# Super Kodiak vs. Martin Hunter



## Skunkhound (Oct 9, 2011)

I know I've only had my Samick Sage for a few months now, and haven't even christened it yet, but I can't help but look down the road to an American made classic. 
 Both of these bows get great reviews, but I'm curious if one has an edge over the other.
 All opinions appreciated.
 Thanks, David


----------



## Etter2 (Oct 9, 2011)

I have a Damon Howatt Monterey, which is just a martin hunter made of rosewood, and it's a nicer bow than any Bear bow I've ever shot.  With that being said, I couldn't be more impressed with the Samick Red Stag.  I don't think that bow can be improved upon.


----------



## FVR (Oct 9, 2011)

I would have to go with the Super Kodiak as it's only 60" long and that is the length I prefer.
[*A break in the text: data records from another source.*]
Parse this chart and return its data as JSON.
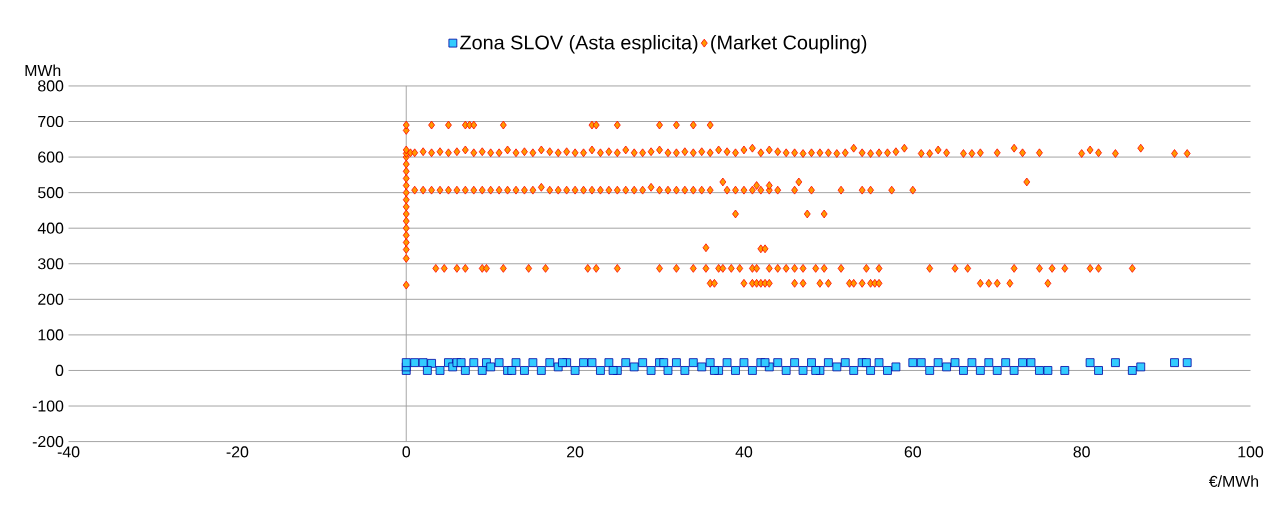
{
  "chart_data": {
    "type": "scatter",
    "xlabel": "€/MWh",
    "ylabel": "MWh",
    "xlim": [
      -40,
      100
    ],
    "xticks": [
      -40,
      -20,
      0,
      20,
      40,
      60,
      80,
      100
    ],
    "ylim": [
      -200,
      800
    ],
    "yticks": [
      -200,
      -100,
      0,
      100,
      200,
      300,
      400,
      500,
      600,
      700,
      800
    ],
    "grid": "y",
    "legend": "top",
    "ref_lines": [
      {
        "axis": "x",
        "value": 0,
        "color": "#a0a0a0"
      }
    ],
    "series": [
      {
        "name": "Zona SLOV (Asta esplicita)",
        "color": "#33ccff",
        "marker": "square",
        "x": [
          0,
          0,
          0,
          1,
          2,
          3,
          4,
          5,
          5.5,
          6,
          7,
          8,
          9,
          9.5,
          10,
          11,
          12,
          13,
          14,
          15,
          16,
          17,
          18,
          19,
          20,
          21,
          22,
          23,
          24,
          25,
          26,
          27,
          28,
          29,
          30,
          31,
          32,
          33,
          34,
          35,
          36,
          37,
          38,
          39,
          40,
          41,
          42,
          43,
          44,
          45,
          46,
          47,
          48,
          49,
          50,
          51,
          52,
          53,
          54,
          55,
          56,
          57,
          58,
          60,
          61,
          62,
          63,
          64,
          65,
          66,
          67,
          68,
          69,
          70,
          71,
          72,
          73,
          74,
          75,
          76,
          78,
          81,
          82,
          84,
          86,
          87,
          91,
          92.5,
          2.5,
          6.5,
          12.5,
          18.5,
          24.5,
          30.5,
          36.5,
          42.5,
          48.5,
          54.5
        ],
        "values": [
          0,
          10,
          22,
          22,
          22,
          20,
          0,
          22,
          10,
          22,
          0,
          22,
          0,
          22,
          10,
          22,
          0,
          22,
          0,
          22,
          0,
          22,
          10,
          22,
          0,
          22,
          22,
          0,
          22,
          0,
          22,
          10,
          22,
          0,
          22,
          0,
          22,
          0,
          22,
          10,
          22,
          0,
          22,
          0,
          22,
          0,
          22,
          10,
          22,
          0,
          22,
          0,
          22,
          0,
          22,
          10,
          22,
          0,
          22,
          0,
          22,
          0,
          10,
          22,
          22,
          0,
          22,
          10,
          22,
          0,
          22,
          0,
          22,
          0,
          22,
          0,
          22,
          22,
          0,
          0,
          0,
          22,
          0,
          22,
          0,
          10,
          22,
          22,
          0,
          22,
          0,
          22,
          0,
          22,
          0,
          22,
          0,
          22
        ]
      },
      {
        "name": "(Market Coupling)",
        "color": "#ff9900",
        "marker": "diamond",
        "x": [
          0,
          0,
          0,
          0,
          0,
          0,
          0,
          0,
          0,
          0,
          0,
          0,
          0,
          0,
          0,
          0,
          0,
          0,
          0,
          0,
          0.5,
          1,
          2,
          3,
          4,
          5,
          6,
          7,
          8,
          9,
          10,
          11,
          12,
          13,
          14,
          15,
          16,
          17,
          18,
          19,
          20,
          21,
          22,
          23,
          24,
          25,
          26,
          27,
          28,
          29,
          30,
          31,
          32,
          33,
          34,
          35,
          36,
          37,
          38,
          39,
          40,
          41,
          42,
          43,
          44,
          45,
          46,
          47,
          48,
          49,
          50,
          51,
          52,
          53,
          54,
          55,
          56,
          57,
          58,
          59,
          61,
          62,
          63,
          64,
          66,
          67,
          68,
          70,
          72,
          73,
          75,
          80,
          81,
          82,
          84,
          87,
          91,
          92.5,
          1,
          2,
          3,
          4,
          5,
          6,
          7,
          8,
          9,
          10,
          11,
          12,
          13,
          14,
          15,
          16,
          17,
          18,
          19,
          20,
          21,
          22,
          23,
          24,
          25,
          26,
          27,
          28,
          29,
          30,
          31,
          32,
          33,
          34,
          35,
          36,
          38,
          39,
          40,
          41,
          42,
          43,
          44,
          46,
          48,
          51.5,
          54,
          55,
          57.5,
          60,
          3,
          5,
          7,
          7.5,
          8,
          11.5,
          22,
          22.5,
          25,
          30,
          32,
          34,
          36,
          3.5,
          4.5,
          6,
          7,
          9,
          9.5,
          11.5,
          14.5,
          16.5,
          21.5,
          22.5,
          25,
          30,
          32,
          34,
          35.5,
          37,
          37.5,
          38.5,
          39.5,
          41,
          41.5,
          43,
          44,
          45,
          46,
          47,
          48.5,
          49.5,
          51.5,
          54.5,
          56,
          62,
          65,
          66.5,
          72,
          75,
          76.5,
          78,
          81,
          82,
          86,
          36,
          36.5,
          40,
          41,
          41.5,
          42,
          42.5,
          43,
          46,
          47,
          49,
          50,
          52.5,
          53,
          54,
          55,
          55.5,
          56,
          68,
          69,
          70,
          71.5,
          76,
          35.5,
          42,
          42.5,
          39,
          47.5,
          49.5,
          37.5,
          46.5,
          73.5,
          41.5,
          43
        ],
        "values": [
          240,
          315,
          340,
          360,
          380,
          400,
          420,
          440,
          460,
          480,
          500,
          520,
          540,
          560,
          580,
          600,
          610,
          620,
          675,
          690,
          612,
          612,
          615,
          612,
          615,
          612,
          615,
          620,
          612,
          615,
          612,
          612,
          620,
          612,
          615,
          612,
          620,
          615,
          612,
          615,
          612,
          612,
          620,
          612,
          615,
          612,
          620,
          612,
          612,
          615,
          620,
          612,
          612,
          615,
          612,
          615,
          612,
          620,
          615,
          612,
          620,
          625,
          612,
          620,
          615,
          612,
          612,
          610,
          612,
          612,
          612,
          610,
          612,
          625,
          612,
          610,
          612,
          612,
          615,
          625,
          610,
          610,
          620,
          612,
          610,
          610,
          612,
          612,
          625,
          612,
          612,
          610,
          620,
          612,
          610,
          625,
          610,
          610,
          507,
          507,
          507,
          507,
          507,
          507,
          507,
          507,
          507,
          507,
          507,
          507,
          507,
          507,
          507,
          515,
          507,
          507,
          507,
          507,
          507,
          507,
          507,
          507,
          507,
          507,
          507,
          507,
          515,
          507,
          507,
          507,
          507,
          507,
          507,
          507,
          507,
          507,
          507,
          507,
          507,
          507,
          507,
          507,
          507,
          507,
          507,
          507,
          507,
          507,
          690,
          690,
          690,
          690,
          690,
          690,
          690,
          690,
          690,
          690,
          690,
          690,
          690,
          287,
          287,
          287,
          287,
          287,
          287,
          287,
          287,
          287,
          287,
          287,
          287,
          287,
          287,
          287,
          287,
          287,
          287,
          287,
          287,
          287,
          287,
          287,
          287,
          287,
          287,
          287,
          287,
          287,
          287,
          287,
          287,
          287,
          287,
          287,
          287,
          287,
          287,
          287,
          287,
          287,
          287,
          245,
          245,
          245,
          245,
          245,
          245,
          245,
          245,
          245,
          245,
          245,
          245,
          245,
          245,
          245,
          245,
          245,
          245,
          245,
          245,
          245,
          245,
          245,
          345,
          342,
          342,
          440,
          440,
          440,
          530,
          530,
          530,
          520,
          520
        ]
      }
    ]
  }
}
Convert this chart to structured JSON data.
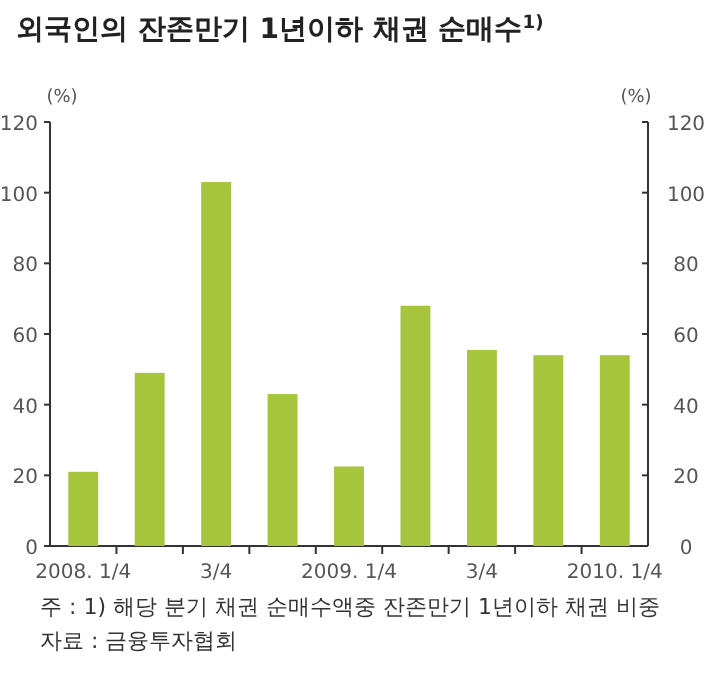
{
  "chart_data": {
    "type": "bar",
    "title": "외국인의 잔존만기 1년이하 채권 순매수$^{1)}$",
    "categories": [
      "2008. 1/4",
      null,
      "3/4",
      null,
      "2009. 1/4",
      null,
      "3/4",
      null,
      "2010. 1/4"
    ],
    "values": [
      21,
      49,
      103,
      43,
      22.5,
      68,
      55.5,
      54,
      54
    ],
    "color": "#a6c43c",
    "ylabel": "(%)",
    "y2label": "(%)",
    "ylim": [
      0,
      120
    ],
    "yticks": [
      0,
      20,
      40,
      60,
      80,
      100,
      120
    ],
    "y2lim": [
      0,
      120
    ],
    "y2ticks": [
      0,
      20,
      40,
      60,
      80,
      100,
      120
    ],
    "annotations": [
      "주 : 1) 해당 분기 채권 순매수액중 잔존만기 1년이하 채권 비중",
      "자료 : 금융투자협회"
    ]
  }
}
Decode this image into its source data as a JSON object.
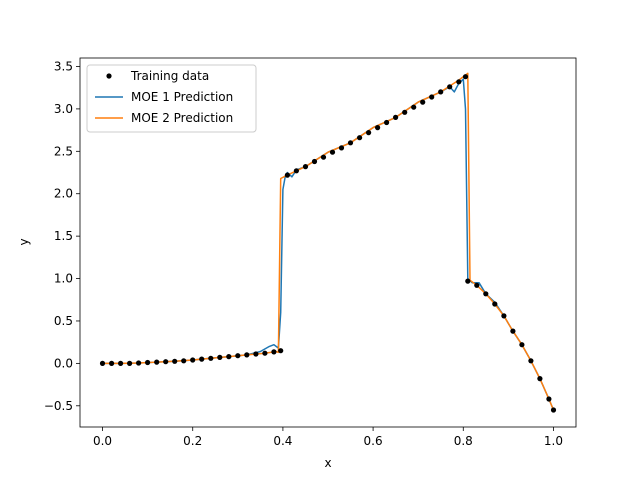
{
  "chart_data": {
    "type": "line",
    "title": "",
    "xlabel": "x",
    "ylabel": "y",
    "xlim": [
      -0.05,
      1.05
    ],
    "ylim": [
      -0.75,
      3.6
    ],
    "xticks": [
      0.0,
      0.2,
      0.4,
      0.6,
      0.8,
      1.0
    ],
    "xtick_labels": [
      "0.0",
      "0.2",
      "0.4",
      "0.6",
      "0.8",
      "1.0"
    ],
    "yticks": [
      -0.5,
      0.0,
      0.5,
      1.0,
      1.5,
      2.0,
      2.5,
      3.0,
      3.5
    ],
    "ytick_labels": [
      "−0.5",
      "0.0",
      "0.5",
      "1.0",
      "1.5",
      "2.0",
      "2.5",
      "3.0",
      "3.5"
    ],
    "grid": false,
    "legend_position": "upper-left",
    "series": [
      {
        "name": "Training data",
        "kind": "points",
        "color": "#000000",
        "x": [
          0.0,
          0.02,
          0.04,
          0.06,
          0.08,
          0.1,
          0.12,
          0.14,
          0.16,
          0.18,
          0.2,
          0.22,
          0.24,
          0.26,
          0.28,
          0.3,
          0.32,
          0.34,
          0.36,
          0.38,
          0.395,
          0.41,
          0.43,
          0.45,
          0.47,
          0.49,
          0.51,
          0.53,
          0.55,
          0.57,
          0.59,
          0.61,
          0.63,
          0.65,
          0.67,
          0.69,
          0.71,
          0.73,
          0.75,
          0.77,
          0.79,
          0.805,
          0.81,
          0.83,
          0.85,
          0.87,
          0.89,
          0.91,
          0.93,
          0.95,
          0.97,
          0.99,
          1.0
        ],
        "y": [
          0.0,
          0.0,
          0.0,
          0.0,
          0.005,
          0.01,
          0.015,
          0.02,
          0.025,
          0.03,
          0.04,
          0.05,
          0.06,
          0.07,
          0.08,
          0.09,
          0.1,
          0.11,
          0.12,
          0.135,
          0.15,
          2.22,
          2.27,
          2.32,
          2.38,
          2.43,
          2.49,
          2.54,
          2.6,
          2.66,
          2.72,
          2.78,
          2.84,
          2.9,
          2.96,
          3.02,
          3.08,
          3.14,
          3.2,
          3.26,
          3.32,
          3.38,
          0.97,
          0.92,
          0.82,
          0.7,
          0.56,
          0.38,
          0.22,
          0.03,
          -0.18,
          -0.42,
          -0.55
        ]
      },
      {
        "name": "MOE 1 Prediction",
        "kind": "line",
        "color": "#1f77b4",
        "x": [
          0.0,
          0.04,
          0.08,
          0.12,
          0.16,
          0.2,
          0.24,
          0.28,
          0.32,
          0.35,
          0.37,
          0.38,
          0.39,
          0.395,
          0.4,
          0.405,
          0.41,
          0.42,
          0.43,
          0.45,
          0.5,
          0.55,
          0.6,
          0.65,
          0.7,
          0.75,
          0.77,
          0.78,
          0.79,
          0.8,
          0.805,
          0.81,
          0.82,
          0.835,
          0.85,
          0.87,
          0.89,
          0.91,
          0.93,
          0.95,
          0.97,
          0.99,
          1.0
        ],
        "y": [
          0.0,
          0.0,
          0.005,
          0.015,
          0.025,
          0.04,
          0.06,
          0.08,
          0.1,
          0.14,
          0.2,
          0.22,
          0.18,
          0.6,
          2.05,
          2.2,
          2.25,
          2.2,
          2.28,
          2.32,
          2.49,
          2.6,
          2.78,
          2.9,
          3.08,
          3.2,
          3.26,
          3.2,
          3.3,
          3.35,
          3.0,
          1.0,
          0.95,
          0.95,
          0.82,
          0.72,
          0.56,
          0.38,
          0.22,
          0.03,
          -0.18,
          -0.42,
          -0.55
        ]
      },
      {
        "name": "MOE 2 Prediction",
        "kind": "line",
        "color": "#ff7f0e",
        "x": [
          0.0,
          0.04,
          0.08,
          0.12,
          0.16,
          0.2,
          0.24,
          0.28,
          0.32,
          0.36,
          0.385,
          0.39,
          0.395,
          0.41,
          0.45,
          0.5,
          0.55,
          0.6,
          0.65,
          0.7,
          0.75,
          0.79,
          0.81,
          0.815,
          0.83,
          0.85,
          0.87,
          0.89,
          0.91,
          0.93,
          0.95,
          0.97,
          0.99,
          1.0
        ],
        "y": [
          0.0,
          0.0,
          0.005,
          0.015,
          0.025,
          0.04,
          0.06,
          0.08,
          0.1,
          0.12,
          0.14,
          0.13,
          2.18,
          2.22,
          2.32,
          2.49,
          2.6,
          2.78,
          2.9,
          3.08,
          3.2,
          3.34,
          3.42,
          0.98,
          0.92,
          0.82,
          0.7,
          0.56,
          0.38,
          0.22,
          0.03,
          -0.18,
          -0.42,
          -0.55
        ]
      }
    ]
  }
}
Like comparing red and green apples.


I personally would not trade my Kodiak Hunter for either of them.  It's the 58" model and the bow was made for me back in 68.  It only took me 43 years to find it.


----------



## Apex Predator (Oct 9, 2011)

If you are talking older bows, I'd say they are close to the same quality, with the Hunter having a definite performance edge.  If you are talking newer ones, I'd give the edge to Martin/Howatt all the way.


----------



## gtfisherman (Oct 10, 2011)

Kind of hard not to like the Fred Bear...


----------



## Bubbaforsure (Oct 10, 2011)

gtfisherman said:


> Kind of hard not to like the Fred Bear...



X2...


----------



## TIMBERGHOST (Oct 10, 2011)

Both are very good production bows.  For the money though,  I like the Martin Hunter. I think the attention to detail and craftsmanship are better on the Damon Howatt/Martin bow than the Bear.


----------



## Blueridge (Oct 10, 2011)

Shoot em both both and then YOU can decide. both good bows


----------



## Gordief (Oct 10, 2011)

you already have a "production" bow... save up & go with a custom.

you will end up there at some point.


----------